Updated Readme

denlogv · denlogv · commit 50019515b50c · 2021-03-24T21:04:13.000+01:00
diff --git a/README.md b/README.md
@@ -1,3 +1,4 @@
+
 ## Introduction:
 #### Here is the official repositorium of our team's software project at the **Ruprecht Karl University of Heidelberg**.
 
@@ -30,7 +31,7 @@ Such examples are commonly represented using _:mod_-relation in AMR. The idea is
 
 ## Tools:
 ### Root:
-In the root directory you can find different scripts which follow the pipeline, which is presented below. For more information on how to combine all the scripts to do the magic, please consult our Jupyter Notebook  [`walkthrough.ipynb`](https://gitlab.com/denlogv/measuring-variation-in-amr/-/blob/master/walkthrough.ipynb). <br>
+In the root directory you can find different scripts which follow the pipeline, which is presented below.

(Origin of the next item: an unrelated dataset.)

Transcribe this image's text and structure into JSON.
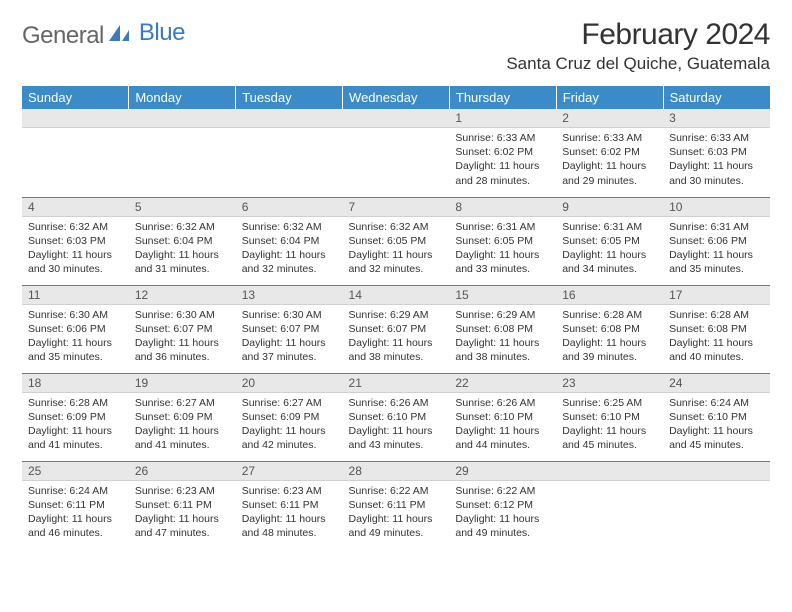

For more information on how to combine all the scripts to do the magic, please consult our _Jupyter Notebook_  [`walkthrough.ipynb`](https://gitlab.com/denlogv/measuring-variation-in-amr/-/blob/master/walkthrough.ipynb). <br>
 In order to run this pipeline you'll need to ensure that following criteria are met (it is unfortunate that one has to employ multiple vens to ensure multiple penman versions; alternatively, one could try to install one of the versions directly in the project folder and rename it):
 
 | Script|Prerequisites|
@@ -41,30 +42,33 @@ In order to run this pipeline you'll need to ensure that following criteria are
 ### Pipeline:
 1. Convert a corpus (a _.txt_-file with a SICK dataset or a folder with an STS dataset) to a _.tsv_ (tab-sepated values)-file. <br> <br> **Functionalities:** <br> <br>
     - `sts2tsv.py` converts a folder with STS-dataset to a single easily readable _.tsv_-file. <br> <br>
-    - `sick2tsv.py` filters a file (.txt file which has a tab-separated-values-layout with 12 columns) with a SICK-dataset to create a .tsv with columns "sent1", "sent2", "sick" (i.e. relatedness-score) <br> <br>
-    In our experiments we filtered the dataset to exclude examples, where sentence pairs have entailment label 'CONTRADICTION'
+    - `sick2tsv.py` filters a file (.txt file which has a tab-separated-values-layout with 12 columns) with a SICK-dataset to create a .tsv with columns "sent1", "sent2", "sick" (i.e. relatedness-score). <br> <br>
+    In our experiments we filtered the dataset to exclude examples, where sentence pairs have entailment label 'CONTRADICTION'.
     ```
     Usage examples:
 
     python3 sick2tsv.py -i datasets/sick/SICK2014_full.txt -o data/SICK2014.tsv --entailment_exclude contradiction
     python3 sts2tsv.py -i datasets/sts/sts2016-english-with-gs-v1.0 -o data/STS2016_full.tsv
     ```
+---
 2. Use the created _.tsv_-file to generate 2 _AMR_-files (for each sentence column).  <br> <br>
 **Functionalities:** <br> <br>
-    - `tsv2amr.py` converts a _.tsv_-file to 2 _AMR_-files
+    - `tsv2amr.py` converts a _.tsv_-file to 2 _AMR_-files.
 	```
     Usage example:
     
     python3 tsv2amr.py -i data/SICK2014.tsv -o data/amr/SICK2014_corpus
     ```
+---    
 3. Create alignment files for each _AMR_-file using the _AMR2Text_-alignment tool (TAMR/JAMR) presented in [**HIT-SCIR CoNLL2019 Unified Transition-Parser**](https://github.com/DreamerDeo/HIT-SCIR-CoNLL2019).<br> <br>
 **Functionalities:** <br> <br>
-    - `amr_pipeline.py` converts a _.tsv_-file to 2 _AMR_-files
+    - `amr_pipeline.py`  <br> 1) converts .amr-files to MRP-format. <br> 2) runs the _AMR2Text_-alignment tool on the MRP-corpora.
 	```
     Usage example:
     
-    python3 AMR2text/amr_pipeline.py -o data/amr/STS2016_corpus
+    amr_pipeline.py -t AMR2Text -o data/amr/STS2016_corpus
     ```
+---    
 4. Analyse the alignment files and either transform the _AMR_-graphs according to **Method 1** or add metadata to them according to **Method 2**. <br> <br>
 **Functionalities:** <br> <br>
     - `AMRAnalysis.py` takes 1 or 2 _AMR2Text_-alignment-files and either transforms the graphs, or adds metadata to these file. Outputs 1 or 2 _AMR_-files.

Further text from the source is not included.